A few weeks ago I sent nail clippings to one of mum’s friends who is a naturopath. She analysed my nails and last Friday, I received her findings and recommendations. I must admit I find all these alternative therapies fascinating: how you can find out so much from hair or nails is unbelievable. It was good to see that much of what she found correlated with what my Doctor has been telling me but also sad that after six months so much is still wrong with my body.
Now, if you’re squeamish, I feel I need to provide you with a warning for this next part! One of the findings was that my colon is: “not right at all.” Great. I have an overgrowth of the wrong bugs and bacteria which is known to be a trigger for auto-immune issues. The recommendation for this is a faecal transplant. Yes. A poo transplant. I’ll let you take a minute to digest that!…….

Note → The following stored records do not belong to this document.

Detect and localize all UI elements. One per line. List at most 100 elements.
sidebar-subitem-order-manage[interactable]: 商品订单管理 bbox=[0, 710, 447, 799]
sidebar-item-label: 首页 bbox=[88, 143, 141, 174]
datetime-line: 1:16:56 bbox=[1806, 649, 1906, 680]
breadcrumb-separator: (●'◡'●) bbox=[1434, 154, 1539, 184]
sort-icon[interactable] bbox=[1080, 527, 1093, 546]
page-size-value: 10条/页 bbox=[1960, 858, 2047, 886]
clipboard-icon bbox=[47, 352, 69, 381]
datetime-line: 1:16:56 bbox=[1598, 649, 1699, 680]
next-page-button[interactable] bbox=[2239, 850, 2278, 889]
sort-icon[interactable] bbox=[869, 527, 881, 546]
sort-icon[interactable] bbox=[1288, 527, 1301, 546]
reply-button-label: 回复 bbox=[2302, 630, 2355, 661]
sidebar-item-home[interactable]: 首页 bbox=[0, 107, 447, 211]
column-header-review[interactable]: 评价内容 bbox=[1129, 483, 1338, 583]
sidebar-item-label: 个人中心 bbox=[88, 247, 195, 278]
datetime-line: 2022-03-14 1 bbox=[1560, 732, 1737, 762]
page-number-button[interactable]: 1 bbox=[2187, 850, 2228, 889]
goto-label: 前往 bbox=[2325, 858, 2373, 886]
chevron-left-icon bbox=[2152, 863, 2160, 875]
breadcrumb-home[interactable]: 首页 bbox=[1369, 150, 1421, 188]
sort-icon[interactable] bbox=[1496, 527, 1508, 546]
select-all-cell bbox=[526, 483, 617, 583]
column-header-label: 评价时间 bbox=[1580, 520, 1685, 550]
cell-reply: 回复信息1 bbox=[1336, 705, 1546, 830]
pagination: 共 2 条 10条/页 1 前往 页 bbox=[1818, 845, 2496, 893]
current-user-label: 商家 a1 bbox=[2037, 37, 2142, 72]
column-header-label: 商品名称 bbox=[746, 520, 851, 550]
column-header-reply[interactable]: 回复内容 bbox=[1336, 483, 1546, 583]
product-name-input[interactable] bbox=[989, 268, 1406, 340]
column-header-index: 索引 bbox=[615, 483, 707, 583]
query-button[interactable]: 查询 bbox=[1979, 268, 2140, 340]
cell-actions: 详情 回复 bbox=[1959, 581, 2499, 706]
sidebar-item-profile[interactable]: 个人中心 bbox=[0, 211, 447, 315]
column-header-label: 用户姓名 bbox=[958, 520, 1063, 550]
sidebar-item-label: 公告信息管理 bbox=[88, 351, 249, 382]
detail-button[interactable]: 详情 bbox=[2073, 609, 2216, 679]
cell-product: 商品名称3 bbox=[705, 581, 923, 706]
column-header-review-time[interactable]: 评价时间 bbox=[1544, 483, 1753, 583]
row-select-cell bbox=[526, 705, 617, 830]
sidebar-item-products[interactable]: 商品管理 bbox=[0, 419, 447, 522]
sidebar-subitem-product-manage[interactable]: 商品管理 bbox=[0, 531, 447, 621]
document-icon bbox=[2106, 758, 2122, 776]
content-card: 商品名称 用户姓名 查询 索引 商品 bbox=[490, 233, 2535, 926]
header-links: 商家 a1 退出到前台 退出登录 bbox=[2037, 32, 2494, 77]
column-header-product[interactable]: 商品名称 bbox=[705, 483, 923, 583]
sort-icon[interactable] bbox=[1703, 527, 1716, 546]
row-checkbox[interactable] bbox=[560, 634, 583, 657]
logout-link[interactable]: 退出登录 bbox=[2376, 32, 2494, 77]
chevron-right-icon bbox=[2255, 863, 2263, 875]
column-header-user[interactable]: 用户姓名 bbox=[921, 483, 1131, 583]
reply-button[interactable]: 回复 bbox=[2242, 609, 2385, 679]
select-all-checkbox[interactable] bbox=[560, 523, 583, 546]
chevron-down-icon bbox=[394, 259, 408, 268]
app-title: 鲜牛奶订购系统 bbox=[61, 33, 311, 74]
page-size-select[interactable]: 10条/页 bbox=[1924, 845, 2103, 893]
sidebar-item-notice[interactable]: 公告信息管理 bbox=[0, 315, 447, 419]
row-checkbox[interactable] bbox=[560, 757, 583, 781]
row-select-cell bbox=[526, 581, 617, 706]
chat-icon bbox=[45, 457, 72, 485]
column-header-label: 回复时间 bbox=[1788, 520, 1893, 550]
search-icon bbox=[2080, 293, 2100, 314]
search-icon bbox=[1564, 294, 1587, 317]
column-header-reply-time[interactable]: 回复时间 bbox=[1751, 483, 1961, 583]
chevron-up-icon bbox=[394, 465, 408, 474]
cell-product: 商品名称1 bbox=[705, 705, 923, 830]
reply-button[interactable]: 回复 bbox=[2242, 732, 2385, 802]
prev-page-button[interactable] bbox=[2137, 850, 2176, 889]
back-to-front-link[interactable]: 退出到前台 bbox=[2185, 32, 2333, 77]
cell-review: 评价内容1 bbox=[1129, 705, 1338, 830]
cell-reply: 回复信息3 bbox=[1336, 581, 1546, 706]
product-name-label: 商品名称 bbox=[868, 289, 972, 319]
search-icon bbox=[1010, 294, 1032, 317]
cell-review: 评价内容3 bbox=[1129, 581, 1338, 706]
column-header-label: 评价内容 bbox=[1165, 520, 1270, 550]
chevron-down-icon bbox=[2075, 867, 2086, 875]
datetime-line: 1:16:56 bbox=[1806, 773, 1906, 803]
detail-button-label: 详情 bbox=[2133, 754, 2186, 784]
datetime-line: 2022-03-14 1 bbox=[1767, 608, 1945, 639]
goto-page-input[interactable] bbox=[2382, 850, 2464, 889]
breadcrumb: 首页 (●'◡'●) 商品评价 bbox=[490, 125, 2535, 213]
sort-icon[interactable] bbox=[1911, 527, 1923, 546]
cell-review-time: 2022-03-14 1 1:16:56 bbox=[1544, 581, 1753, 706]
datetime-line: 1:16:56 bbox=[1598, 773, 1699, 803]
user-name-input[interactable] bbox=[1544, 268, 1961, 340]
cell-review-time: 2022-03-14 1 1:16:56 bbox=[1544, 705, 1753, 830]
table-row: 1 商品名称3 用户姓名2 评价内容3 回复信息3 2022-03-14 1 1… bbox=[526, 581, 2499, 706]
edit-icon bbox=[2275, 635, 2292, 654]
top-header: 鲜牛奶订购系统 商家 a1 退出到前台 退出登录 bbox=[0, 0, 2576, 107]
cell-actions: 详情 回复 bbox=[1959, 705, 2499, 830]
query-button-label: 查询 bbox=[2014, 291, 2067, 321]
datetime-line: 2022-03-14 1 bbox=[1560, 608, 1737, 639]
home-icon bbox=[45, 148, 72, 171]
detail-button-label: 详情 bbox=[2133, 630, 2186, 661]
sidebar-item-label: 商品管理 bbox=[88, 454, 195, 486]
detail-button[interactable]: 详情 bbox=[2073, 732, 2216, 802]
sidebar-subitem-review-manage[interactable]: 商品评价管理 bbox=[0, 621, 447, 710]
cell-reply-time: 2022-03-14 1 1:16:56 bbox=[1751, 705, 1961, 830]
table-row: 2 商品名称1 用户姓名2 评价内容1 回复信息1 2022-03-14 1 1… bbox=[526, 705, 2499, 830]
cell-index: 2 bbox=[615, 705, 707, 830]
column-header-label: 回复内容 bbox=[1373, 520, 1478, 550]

Dad and I Googled straight away because that’s what we do these days right?! We then discovered that patients go through a colonic type procedure and they then take a stool sample from preferably a family member, and transplant that to you so that you are replenished with a healthier sample. OH MY GOOD GOD! WHO THOUGHT OF THIS??!! NO WAY IS THIS EVER HAPPENING TO ME! But as you can see from some of the Google images that come up when you search ‘faecal transplant’ the people look oddly thrilled about the situation….you can even DIY at home….good lord!
The poo emoji was then used in several texts that I sent to friends, using the story as yet another insight of the hilarity that my life has now become! However, as for finding my own sunshine, a very close friend spontaneously popped in that evening who I hadn’t yet told my daily story to. With my family all around, we quite cruelly led her down the garden path and once the story had been told, asked her if she would be willing to be my poo donor! Without even a second’s doubt she said yes! And she was serious because she would do anything to help me get better – that everyone, is what you call a good ‘un! Of course we then shared that we were joking and that I would never ask her to do something like that but my goodness, what a little treasure she is!
We decided that at my doctor’s appointment on Monday, I should take the list of recommendations from the naturopath and discuss with the Doctor which suggestions she thought were worth giving a go. I know it’s cynical but some doctors are known to ( excuse the pun) poo poo alternative therapies. However, once again, my brilliant GP said to give it all a go, order all the suggested herbs and medicines because, they can’t hurt to try plus she agreed that the analysis was very thorough. I then broached the poo issue: “I think I know what you’ll say but what about the faecal transplant?!” And, being dead pan, she said that actually it really is proven to help. They don’t transplant the actual stool sample, they harvest from a healthy sample the good bacteria that my body is lacking and transplant that! Phew – now it sounded much better than what we had all imagined in our heads. So ladies and gentlemen, I haven’t decided yet but I am giving it some serious thought! This is what my life is as I approach my thirties – sleep, drugs and poo transplants!
In other news, I saw a quote earlier this week that really resonated with me.
It goes back to ‘it’s okay not to be okay’ but in reality, when in social situations it’s harder to be honest than we may think. However, this can be to our detriment because it then gives people a false sense of what’s really going on. When I see my friends, I want to enjoy that time, I don’t want to express the pain I’m in and constantly talk about what’s going on. Not only would it become boring for them but I fear that I then could quite quickly become depressed. I have to put on a happy demeanour for the majority of the time because it helps me cope with my life as it is at the moment.
There have been times recently where I have been made to doubt myself, that I’ve not been there for friends since becoming ill. I feel like I’m living in a world where I’m overwhelmed with dealing with what’s going on with me but I thought that had made me even more conscious to make an effort with the people I love. Thankfully, I have been reassured that I haven’t changed (apart from the obvious!) and that I have managed to maintain the friendships with the people who love and accept me for the person I am regardless of my current limitations.
Sadly, it just seems that with hidden illness comes the reliance that people around you will take time to find out about what you are going through and trust that what you tell them about how you feel, they believe. I simply don’t have the energy to deal with negativity,: it’s draining and makes my symptoms so much worse.
I can only imagine how hard it is for others. As much as I get frustrated, I am well aware that I must frustrate people too; trying to spend time with someone who can’t be in a noisy, brightly lit environment must get annoying but also having plans that have to be altered or cancelled because I simply don’t have the ‘spoons’ must be hard too.
Time is precious to every single person on this planet: people are busy with their own lives and their own problems. I’d just like to say once again how appreciative I am to my nearest and dearest for bearing with me and helping me through each day. Your understanding and time is never taken for granted.